Link-State is a student run conference put on every year by Case Western's ACM student group. The first Link-State conference was run October 27th 2012 and it has been growing ever since. If you're curious as to where the name came from, read its origin story below. If you want to see what was happening at our previous conferences, check out the archive further down the page.
It was a dark and stormy night, but it was warm and comfortable inside a house on East 115th Street in Cleveland, Ohio (so long as the occupants sat away from the windows that never quite closed properly). The aforementioned occupants were @bis12, @ted27, and @icd3 (also perhaps others who have been lost to the sands of time).
The occupants were commiserating about the lack of any real interactions CWRU ACM had with the outside world and resolved to fix it! The trio finally agreed that a conference had to be hosted such that all of the students - and even people from outside the little bubble known as the Case Western Reserve University Electrical Engineering and Computer Science Department - could attend and reap the benefits of having a lot of bright minds in one place talking, eating, and thinking together. The trio's brains rushed off to the far corners of the universe with fanciful ideas about what would happen, who would come, and what their award that they would eventually earn for this will be called (note: they are still waiting on this award).

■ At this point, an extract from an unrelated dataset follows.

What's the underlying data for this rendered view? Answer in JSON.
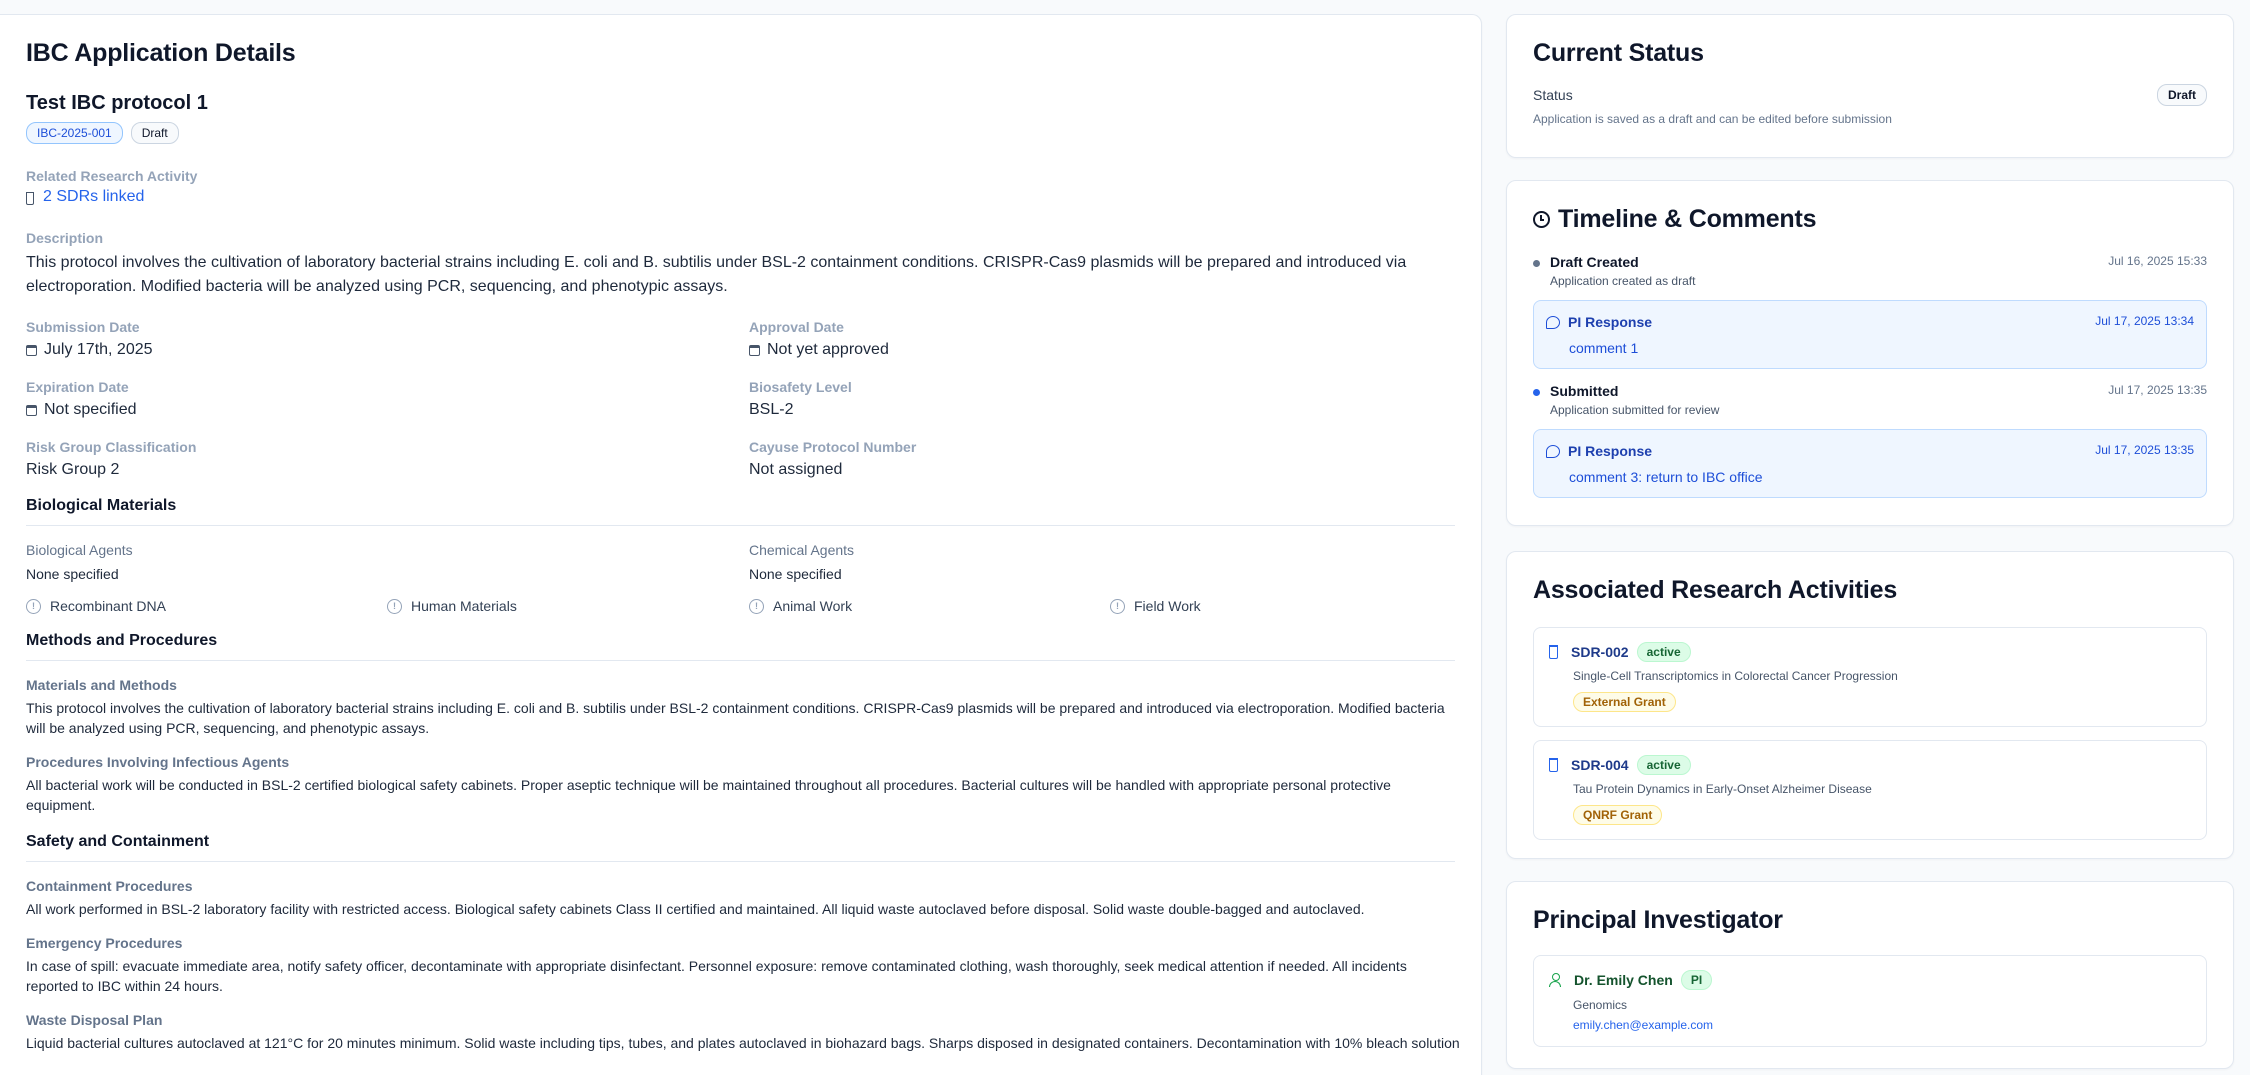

Speaking of naming something... They suddenly realized that this wonderful conference had no name! This simply could not be, and they got to work thinking up different names for it, most of which were simply deplorable and have long since been forgotten. But, there was one name that really stood out as something worthy of being attached to this conference.
This would be the name for the conference. Not only was it a routing protocol, but it also signified the conference as a point of connection for all of the disparate groups of people who cared about computers in northeastern Ohio. Stealing from Wikipedia:
The basic concept of link-state routing is that every node constructs a map of the connectivity to the network, in the form of a graph, showing which nodes are connected to which other nodes. Each node then independently calculates the next best logical path from it to every possible destination in the network.
Ah, the trio felt that this was exactly right! It would be a place where all of the participants could calculate routing tables to one another ensuring that they did not continue to stay as out-of-touch from each other as they had in the past. The trio was satisfied; they finished their meal and went to sleep.